Nelson Provincial Museum seeks $3m from TDC for planned new building
With the clock ticking on the life of the Isel Park Research Facility, Tasman Bays Heritage Trust is seeking funds to construct a new building adjacent to the Nelson Provincial Museum in central Nelson.
Trust chairwoman Olivia Hall and chief executive Lucinda Blackley-Jimson last week asked Tasman District councillors to match a $3 million commitment from Nelson City Council for the new building, a project the trust is calling the archives, research and collections (ARC) facility.
The $11.29m estimated cost of the ARC includes $820,000 for the 618 square metre Church St site, which the trust bought in 2019. It aims to construct the building in 2023-24.
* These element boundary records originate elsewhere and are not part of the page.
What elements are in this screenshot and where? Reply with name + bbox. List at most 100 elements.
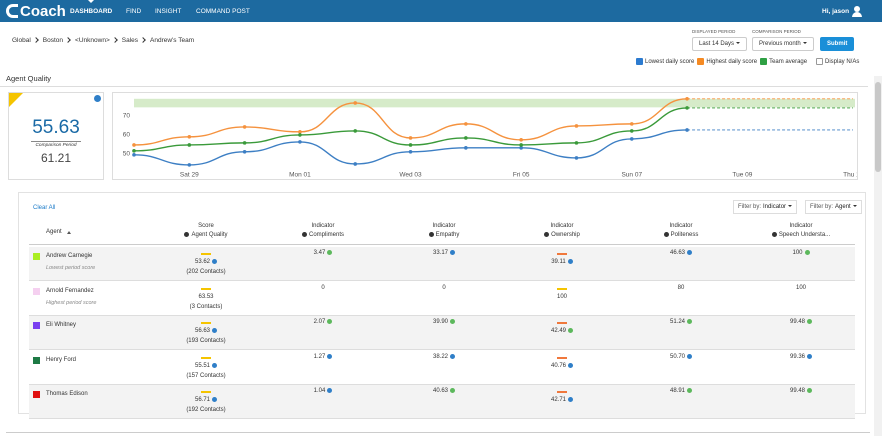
scroll-thumb[interactable]: [875, 82, 881, 172]
legend-item[interactable]: Highest daily score: [697, 58, 757, 65]
clear-all-link[interactable]: Clear All: [33, 205, 56, 211]
displayed-period-dropdown[interactable]: Last 14 Days: [692, 37, 748, 51]
user-icon[interactable]: [854, 6, 860, 12]
cell-text: 50.70: [669, 353, 685, 360]
cell-value: 42.71: [522, 397, 602, 403]
cell-text: 0: [321, 284, 325, 291]
contacts: (3 Contacts): [189, 303, 223, 310]
column-header[interactable]: Speech Understa...: [751, 232, 851, 238]
series-point: [685, 128, 689, 132]
nav-item[interactable]: COMMAND POST: [196, 8, 250, 15]
trend-icon[interactable]: [568, 362, 573, 368]
logo-mark: [6, 4, 18, 18]
sort-arrow: [67, 231, 71, 234]
submit-button[interactable]: Submit: [820, 37, 855, 51]
trend-icon[interactable]: [804, 250, 810, 255]
agent-color: [33, 356, 40, 364]
x-tick-label: Mon 01: [289, 172, 311, 179]
column-header[interactable]: Politeness: [631, 232, 731, 238]
add-icon[interactable]: [94, 95, 101, 102]
trend-icon[interactable]: [327, 353, 333, 359]
trend-icon[interactable]: [327, 250, 333, 255]
cell-value: 99.48: [761, 388, 841, 394]
trend-icon[interactable]: [450, 353, 455, 359]
trend-icon[interactable]: [327, 319, 333, 324]
series-point: [187, 143, 192, 147]
table-row[interactable]: Arnold Fernandez Highest period score 63.5…: [29, 281, 855, 316]
cell-text: 46.63: [669, 250, 685, 257]
column-header[interactable]: Empathy: [394, 232, 494, 238]
cell-text: 100: [795, 284, 806, 291]
cell-value: 0: [404, 285, 484, 291]
trend-icon[interactable]: [568, 397, 573, 402]
breadcrumb-item[interactable]: <Unknown>: [75, 37, 110, 44]
trend-icon[interactable]: [807, 353, 812, 359]
nav-bar: Coach DASHBOARD FIND INSIGHT COMMAND POS…: [0, 0, 882, 22]
column-header-label: Politeness: [670, 232, 699, 239]
breadcrumb-item[interactable]: Andrew's Team: [150, 37, 195, 44]
trend-icon[interactable]: [327, 388, 333, 393]
x-tick-label: Fri 05: [513, 172, 530, 179]
trend-icon[interactable]: [807, 388, 812, 393]
cell-value: 53.62: [166, 259, 246, 265]
table-row[interactable]: Henry Ford 55.51 (157 Contacts) 1.27 38.22 40…: [29, 350, 855, 385]
trend-icon[interactable]: [212, 397, 217, 402]
series-point: [464, 136, 468, 140]
column-header-label: Empathy: [435, 232, 460, 239]
trend-icon[interactable]: [212, 362, 217, 368]
table-row[interactable]: Andrew Carnegie Lowest period score 53.62 (…: [29, 247, 855, 281]
agent-header[interactable]: Agent: [46, 229, 62, 235]
trend-icon[interactable]: [807, 319, 812, 324]
logo[interactable]: Coach: [20, 3, 66, 20]
cell-text: 2.07: [313, 319, 326, 326]
scrollbar[interactable]: [874, 76, 882, 436]
trend-icon[interactable]: [450, 319, 455, 324]
user-greeting[interactable]: Hi, jason: [822, 8, 850, 15]
trend-icon[interactable]: [687, 319, 692, 324]
column-header[interactable]: Ownership: [512, 232, 612, 238]
trend-icon[interactable]: [212, 328, 217, 333]
filter-dropdown[interactable]: Filter by: Agent: [805, 200, 862, 214]
nav-item[interactable]: FIND: [126, 8, 142, 15]
trend-icon[interactable]: [450, 388, 455, 393]
target-band: [134, 98, 855, 108]
score-card: 55.63 Comparison Period 61.21: [8, 92, 104, 180]
column-header[interactable]: Agent Quality: [156, 232, 256, 238]
legend-item[interactable]: Team average: [760, 58, 807, 65]
agent-name: Henry Ford: [46, 356, 77, 363]
cell-value: 100: [761, 250, 841, 256]
column-header[interactable]: Compliments: [273, 232, 373, 238]
table-row[interactable]: Eli Whitney 56.63 (193 Contacts) 2.07 39.90 4…: [29, 316, 855, 350]
trend-icon[interactable]: [567, 259, 573, 264]
comparison-period-dropdown[interactable]: Previous month: [752, 37, 814, 51]
status-dash: [201, 322, 211, 324]
filter-dropdown[interactable]: Filter by: Indicator: [733, 200, 798, 214]
trend-icon[interactable]: [450, 250, 455, 255]
trend-icon[interactable]: [212, 259, 217, 264]
trend-icon[interactable]: [687, 388, 692, 393]
nav-item[interactable]: DASHBOARD: [70, 8, 113, 15]
legend-checkbox: [760, 58, 768, 65]
breadcrumb-item[interactable]: Boston: [42, 37, 64, 44]
comparison-score: 61.21: [40, 151, 72, 165]
breadcrumb-item[interactable]: Global: [12, 37, 31, 44]
score: 55.63: [32, 117, 80, 138]
cell-value: 39.11: [522, 259, 602, 265]
trend-icon[interactable]: [687, 353, 692, 359]
cell-text: 55.51: [194, 362, 210, 369]
display-na[interactable]: Display N/As: [816, 58, 859, 65]
table-panel: Clear All Filter by: Indicator Filter by: Ag…: [18, 192, 866, 419]
cell-text: 51.24: [669, 319, 685, 326]
info-icon: [771, 232, 777, 237]
trend-icon[interactable]: [568, 328, 573, 333]
table-row[interactable]: Thomas Edison 56.71 (192 Contacts) 1.04 40.6…: [29, 385, 855, 419]
trend-icon[interactable]: [687, 250, 692, 255]
series-point: [519, 146, 523, 150]
legend-item[interactable]: Lowest daily score: [636, 58, 694, 65]
nav-item[interactable]: INSIGHT: [155, 8, 182, 15]
cell-value: 1.27: [283, 353, 363, 360]
cell-text: 56.71: [194, 397, 210, 404]
breadcrumb-item[interactable]: Sales: [121, 37, 139, 44]
cell-value: 80: [641, 285, 721, 291]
Tasman Bays Heritage Trust is a council controlled organisation in which Tasman district and Nelson city councils have a 50:50 share. It is a charitable trust trading as Nelson Provincial Museum.
Blackley-Jimson said the trust held the Nelson-Tasman regional collection, one of the most significant in the country, which included the UNESCO-inscribed Tyree Studio Collection. Valued at about $20m, the regional collection comprised about 200,000 objects, 1.2m photographs and 150,000 original, rare and one-off paper documents.
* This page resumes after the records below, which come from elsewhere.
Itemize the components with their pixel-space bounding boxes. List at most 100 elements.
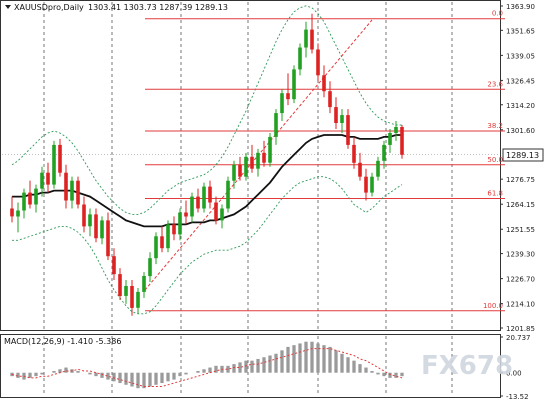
candle-body bbox=[148, 258, 152, 277]
candle bbox=[160, 226, 164, 253]
macd-indicator bbox=[10, 341, 404, 389]
candle bbox=[310, 13, 314, 54]
candle bbox=[142, 272, 146, 298]
candle-body bbox=[250, 156, 254, 169]
candle-body bbox=[166, 224, 170, 249]
candle-body bbox=[202, 186, 206, 209]
candle bbox=[370, 172, 374, 197]
candle bbox=[256, 148, 260, 177]
candle bbox=[298, 43, 302, 76]
candle bbox=[268, 132, 272, 167]
candle bbox=[22, 188, 26, 219]
candle bbox=[100, 216, 104, 245]
price-tick-label: 1351.65 bbox=[506, 27, 535, 35]
price-tick-label: 1276.75 bbox=[506, 176, 535, 184]
candle bbox=[148, 252, 152, 282]
watermark-text: FX678 bbox=[421, 351, 513, 381]
candle-body bbox=[88, 214, 92, 227]
candlesticks bbox=[10, 13, 404, 316]
price-axis[interactable]: 1363.90 1351.65 1339.05 1326.45 1314.20 1301.… bbox=[500, 3, 535, 333]
candle-body bbox=[316, 49, 320, 76]
candle-body bbox=[214, 202, 218, 221]
candle-body bbox=[370, 176, 374, 193]
candle-body bbox=[268, 136, 272, 163]
price-tick-label: 1326.45 bbox=[506, 77, 535, 85]
upper-band-line bbox=[11, 5, 402, 215]
fib-level-label: 23.6 bbox=[487, 80, 503, 88]
candle bbox=[400, 125, 404, 159]
candle bbox=[358, 152, 362, 181]
candle-body bbox=[34, 188, 38, 205]
candle-body bbox=[22, 192, 26, 211]
candle bbox=[106, 212, 110, 261]
candle bbox=[202, 182, 206, 213]
candle bbox=[316, 43, 320, 82]
envelope-bands bbox=[11, 5, 403, 315]
candle-body bbox=[346, 115, 350, 145]
candle-body bbox=[280, 93, 284, 114]
candle-body bbox=[328, 91, 332, 108]
candle bbox=[136, 287, 140, 314]
candle bbox=[388, 128, 392, 153]
candle-body bbox=[178, 212, 182, 235]
candle-body bbox=[220, 208, 224, 221]
candle-body bbox=[94, 214, 98, 239]
candle bbox=[274, 109, 278, 145]
price-tick-label: 1226.70 bbox=[506, 276, 535, 284]
candle bbox=[88, 208, 92, 237]
candle-body bbox=[238, 164, 242, 177]
fib-level-label: 50.0 bbox=[487, 156, 503, 164]
chart-collapse-icon[interactable] bbox=[5, 5, 11, 9]
candle-body bbox=[52, 144, 56, 185]
candle-body bbox=[58, 144, 62, 173]
candle bbox=[394, 121, 398, 141]
candle-body bbox=[10, 208, 14, 217]
candle bbox=[376, 156, 380, 181]
candle-body bbox=[40, 172, 44, 189]
candle-body bbox=[340, 115, 344, 123]
candle bbox=[214, 196, 218, 225]
fibonacci-levels[interactable]: 0.0 23.6 38.2 50.0 61.8 100.0 bbox=[145, 10, 505, 312]
candle bbox=[16, 202, 20, 233]
macd-header-label: MACD(12,26,9) -1.410 -5.386 bbox=[4, 337, 121, 346]
candle-body bbox=[274, 113, 278, 137]
macd-axis[interactable]: 20.737 0.00 -13.52 bbox=[500, 334, 531, 400]
candle bbox=[10, 196, 14, 223]
current-price-tag: 1289.13 bbox=[502, 148, 544, 162]
candle bbox=[40, 166, 44, 197]
candle bbox=[52, 140, 56, 189]
candle-body bbox=[400, 127, 404, 155]
price-tick-label: 1301.60 bbox=[506, 127, 535, 135]
candle bbox=[364, 168, 368, 201]
fib-level-label: 0.0 bbox=[492, 10, 503, 18]
price-tick-label: 1239.30 bbox=[506, 251, 535, 259]
candle bbox=[208, 180, 212, 209]
candle-body bbox=[226, 180, 230, 209]
candle-body bbox=[46, 172, 50, 185]
candle-body bbox=[376, 160, 380, 177]
candle bbox=[238, 156, 242, 181]
candle-body bbox=[82, 204, 86, 227]
symbol-label: XAUUSDpro,Daily bbox=[14, 3, 84, 12]
candle-body bbox=[292, 69, 296, 100]
chart-header: XAUUSDpro,Daily 1303.41 1303.73 1287.39 … bbox=[5, 3, 228, 12]
candle bbox=[262, 140, 266, 167]
candle-body bbox=[28, 192, 32, 205]
candle-body bbox=[196, 196, 200, 209]
fib-level-label: 61.8 bbox=[487, 190, 503, 198]
candle bbox=[118, 268, 122, 300]
candle bbox=[172, 216, 176, 241]
candle-body bbox=[322, 75, 326, 92]
candle-body bbox=[244, 156, 248, 177]
ohlc-readout: 1303.41 1303.73 1287.39 1289.13 bbox=[88, 3, 228, 12]
price-tick-label: 1314.20 bbox=[506, 102, 535, 110]
candle bbox=[334, 97, 338, 129]
fib-level-label: 100.0 bbox=[483, 302, 503, 310]
candle-body bbox=[172, 224, 176, 235]
price-tick-label: 1363.90 bbox=[506, 3, 535, 11]
candle bbox=[82, 196, 86, 233]
candle-body bbox=[64, 172, 68, 201]
price-tick-label: 1264.15 bbox=[506, 201, 535, 209]
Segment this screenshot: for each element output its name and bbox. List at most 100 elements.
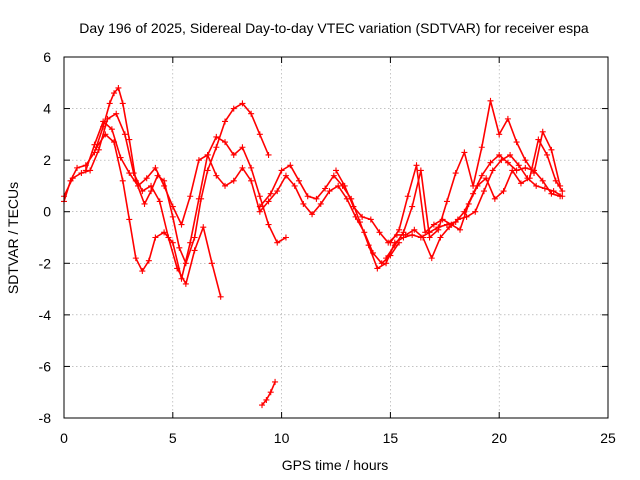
data-point	[282, 234, 289, 241]
y-axis-label: SDTVAR / TECUs	[5, 182, 21, 294]
data-point	[411, 226, 418, 233]
data-point	[454, 216, 461, 223]
data-point	[263, 396, 270, 403]
data-point	[222, 118, 229, 125]
data-point	[317, 200, 324, 207]
chart-title: Day 196 of 2025, Sidereal Day-to-day VTE…	[79, 20, 589, 36]
data-point	[535, 136, 542, 143]
data-point	[448, 221, 455, 228]
data-point	[435, 226, 442, 233]
data-point	[509, 167, 516, 174]
data-point	[222, 182, 229, 189]
plot-frame	[63, 56, 609, 419]
data-point	[213, 144, 220, 151]
data-point	[367, 216, 374, 223]
series-sat-c	[93, 131, 289, 282]
data-point	[191, 247, 198, 254]
data-point	[145, 257, 152, 264]
data-point	[413, 162, 420, 169]
data-point	[550, 188, 557, 195]
data-point	[374, 265, 381, 272]
data-point	[78, 170, 85, 177]
data-point	[248, 110, 255, 117]
data-point	[200, 224, 207, 231]
data-point	[313, 195, 320, 202]
data-point	[487, 159, 494, 166]
y-tick-label: 2	[43, 152, 51, 168]
x-tick-label: 20	[491, 430, 507, 446]
axis-ticks	[63, 56, 609, 419]
data-point	[239, 144, 246, 151]
x-tick-label: 5	[169, 430, 177, 446]
data-point	[552, 177, 559, 184]
data-point	[443, 198, 450, 205]
data-point	[187, 193, 194, 200]
data-point	[139, 268, 146, 275]
data-point	[69, 175, 76, 182]
series-sat-i	[259, 378, 279, 409]
data-point	[267, 190, 274, 197]
data-point	[548, 146, 555, 153]
data-point	[517, 180, 524, 187]
data-point	[106, 100, 113, 107]
data-point	[504, 159, 511, 166]
data-point	[461, 149, 468, 156]
y-tick-label: -6	[39, 358, 52, 374]
data-point	[437, 234, 444, 241]
data-point	[498, 157, 505, 164]
data-point	[113, 110, 120, 117]
data-point	[480, 188, 487, 195]
data-point	[426, 234, 433, 241]
data-point	[126, 216, 133, 223]
data-point	[526, 175, 533, 182]
data-point	[143, 175, 150, 182]
data-point	[496, 151, 503, 158]
series-sat-h	[387, 136, 566, 246]
series-sat-f	[333, 151, 566, 262]
y-tick-label: 4	[43, 101, 51, 117]
data-point	[383, 260, 390, 267]
data-point	[256, 208, 263, 215]
data-point	[230, 177, 237, 184]
data-point	[176, 244, 183, 251]
data-point	[213, 133, 220, 140]
data-point	[111, 90, 118, 97]
data-point	[541, 185, 548, 192]
data-point	[82, 167, 89, 174]
y-tick-label: -8	[39, 410, 52, 426]
data-point	[187, 239, 194, 246]
y-tick-label: 6	[43, 49, 51, 65]
data-point	[256, 203, 263, 210]
data-point	[513, 139, 520, 146]
data-point	[465, 200, 472, 207]
data-point	[161, 229, 168, 236]
data-point	[457, 226, 464, 233]
series-sat-d	[82, 118, 403, 267]
series-sat-g	[383, 97, 564, 262]
data-point	[333, 167, 339, 174]
data-point	[539, 177, 546, 184]
data-point	[91, 141, 98, 148]
data-point	[356, 219, 363, 226]
data-point	[182, 280, 189, 287]
data-point	[178, 221, 185, 228]
data-point	[208, 260, 215, 267]
data-point	[531, 170, 538, 177]
y-tick-label: -2	[39, 255, 52, 271]
data-point	[439, 216, 446, 223]
data-point	[500, 188, 507, 195]
x-axis-label: GPS time / hours	[282, 457, 389, 473]
x-tick-label: 15	[383, 430, 399, 446]
data-point	[265, 198, 272, 205]
data-point	[507, 151, 514, 158]
data-point	[169, 213, 176, 220]
data-point	[139, 188, 146, 195]
data-point	[115, 84, 122, 91]
x-tick-label: 10	[274, 430, 290, 446]
data-point	[248, 164, 255, 171]
data-point	[296, 177, 303, 184]
data-point	[148, 182, 155, 189]
data-point	[134, 182, 141, 189]
data-point	[256, 193, 263, 200]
However, that collection was spread over three sites – the museum itself, on the corner of Trafalgar and Hardy streets, the Elms St Storage Facility and workshops, and the Isel Park Research Facility, which was opened in 1973.
Hall on Friday said problems with the Isel Park site had been long known. “It’s coming to the end of its useful life. There’s an urgency.”
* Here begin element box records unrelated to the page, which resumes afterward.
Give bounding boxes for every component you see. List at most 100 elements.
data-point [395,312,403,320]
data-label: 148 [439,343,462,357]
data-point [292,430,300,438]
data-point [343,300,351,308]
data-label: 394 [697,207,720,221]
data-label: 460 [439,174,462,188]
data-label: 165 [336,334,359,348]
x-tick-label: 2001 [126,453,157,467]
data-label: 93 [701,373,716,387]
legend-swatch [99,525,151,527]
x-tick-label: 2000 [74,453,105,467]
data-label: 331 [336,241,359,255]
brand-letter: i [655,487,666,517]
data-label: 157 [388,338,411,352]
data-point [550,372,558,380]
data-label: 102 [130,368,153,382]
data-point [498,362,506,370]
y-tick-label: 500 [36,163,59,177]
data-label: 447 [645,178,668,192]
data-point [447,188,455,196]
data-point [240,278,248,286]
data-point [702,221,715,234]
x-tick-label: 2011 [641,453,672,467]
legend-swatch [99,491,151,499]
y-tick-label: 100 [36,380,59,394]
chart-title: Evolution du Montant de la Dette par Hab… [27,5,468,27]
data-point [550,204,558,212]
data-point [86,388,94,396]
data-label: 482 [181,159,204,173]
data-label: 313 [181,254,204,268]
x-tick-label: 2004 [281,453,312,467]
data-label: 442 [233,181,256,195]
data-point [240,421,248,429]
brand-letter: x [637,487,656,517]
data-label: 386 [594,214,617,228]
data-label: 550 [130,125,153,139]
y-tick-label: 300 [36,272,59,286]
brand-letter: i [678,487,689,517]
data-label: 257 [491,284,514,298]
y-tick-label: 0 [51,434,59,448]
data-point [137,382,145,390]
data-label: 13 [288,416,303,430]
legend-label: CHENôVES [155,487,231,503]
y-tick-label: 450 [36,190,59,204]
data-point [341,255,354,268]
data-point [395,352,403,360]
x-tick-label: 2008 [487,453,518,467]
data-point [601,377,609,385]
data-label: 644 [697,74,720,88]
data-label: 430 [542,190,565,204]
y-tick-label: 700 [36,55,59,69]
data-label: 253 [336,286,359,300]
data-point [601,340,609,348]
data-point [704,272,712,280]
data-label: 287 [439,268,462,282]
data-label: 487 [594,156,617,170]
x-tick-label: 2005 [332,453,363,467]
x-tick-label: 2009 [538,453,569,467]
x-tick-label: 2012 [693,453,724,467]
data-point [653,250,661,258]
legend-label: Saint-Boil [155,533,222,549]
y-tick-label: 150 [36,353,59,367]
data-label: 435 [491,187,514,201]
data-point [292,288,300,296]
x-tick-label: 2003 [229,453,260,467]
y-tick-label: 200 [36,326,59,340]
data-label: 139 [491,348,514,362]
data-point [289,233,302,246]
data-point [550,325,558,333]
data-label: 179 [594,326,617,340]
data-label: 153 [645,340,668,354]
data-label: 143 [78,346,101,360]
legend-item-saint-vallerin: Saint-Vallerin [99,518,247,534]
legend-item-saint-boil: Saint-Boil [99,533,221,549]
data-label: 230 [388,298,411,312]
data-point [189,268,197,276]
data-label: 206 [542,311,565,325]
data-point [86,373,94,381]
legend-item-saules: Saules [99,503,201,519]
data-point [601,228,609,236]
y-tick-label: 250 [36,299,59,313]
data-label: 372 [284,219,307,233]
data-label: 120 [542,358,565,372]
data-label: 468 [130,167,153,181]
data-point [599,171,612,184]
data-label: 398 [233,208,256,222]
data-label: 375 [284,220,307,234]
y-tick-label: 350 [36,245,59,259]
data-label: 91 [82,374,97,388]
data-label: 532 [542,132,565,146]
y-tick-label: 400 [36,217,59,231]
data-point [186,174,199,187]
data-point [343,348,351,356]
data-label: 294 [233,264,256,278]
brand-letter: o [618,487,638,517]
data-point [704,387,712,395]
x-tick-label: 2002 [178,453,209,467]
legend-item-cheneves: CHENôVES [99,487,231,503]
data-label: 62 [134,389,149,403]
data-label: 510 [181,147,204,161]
Blackley-Jimson said the building had an estimated remaining life of five years although that life expectancy was less for some components including the plumbing and data cabling.
Hall told Tasman District councillors that potential funding sources included the Ministry for Culture and Heritage, larger funders such as the Rātā Foundation, community fundraising and the trust’s cash reserves, which it had already used to buy the Church St site. The trust also sought equal contributions from both councils.
“One of the issues for us is around the ability to go and get other external funding including central Government,” Hall said. “We need to have commitment from our local government entities first.”
In its Long Term Plan 2018-28, Nelson City Council made provision for $1.5m in 2020-21and $1.5m in 2021-22. Securing the same commitment from Tasman District Council in its LTP 2021-31 was "a key next step".
Hall said she also understood that if TDC did not commit $3m, Nelson City Council may re-look at its planned contribution.
Some elected members raised concern about the central Nelson location for the development including councillor Dana Wensley.
“I'm a little bit disappointed that it is going to be in the Nelson CBD,” Wensley said. “There’s advantages in having the facility in Tasman – there's foot traffic, there's staffing, there's accessibility.”
Councillor Barry Dowler said with a planned redevelopment of Trafalgar St, there would be "major reduced car parking areas" and the CBD would be under pressure for people visiting via cars.
Moutere-Waimea Ward councillor Anne Turley said the feedback from her constituents was that the museum was not centrally located for the wider region.
Councillor Chris Hill said boundaries were “a funny thing”.
“We've certainly got them between our two councils but not so much around where taonga or treasures or heritage items are found or where they're from and where they belong and how they represent us all in a way,” Hill said. “What you hold there on behalf of us all and the nation really is just so important, so essential and I can see the sense in having something consolidated there.”
Councillor Kit Maling said the council had “challenges ahead of us” for the LTP.
Staff had noted the $3m funding request and project timeline "and it will be given due consideration when we have very robust debate over our Long Term Plan, he said.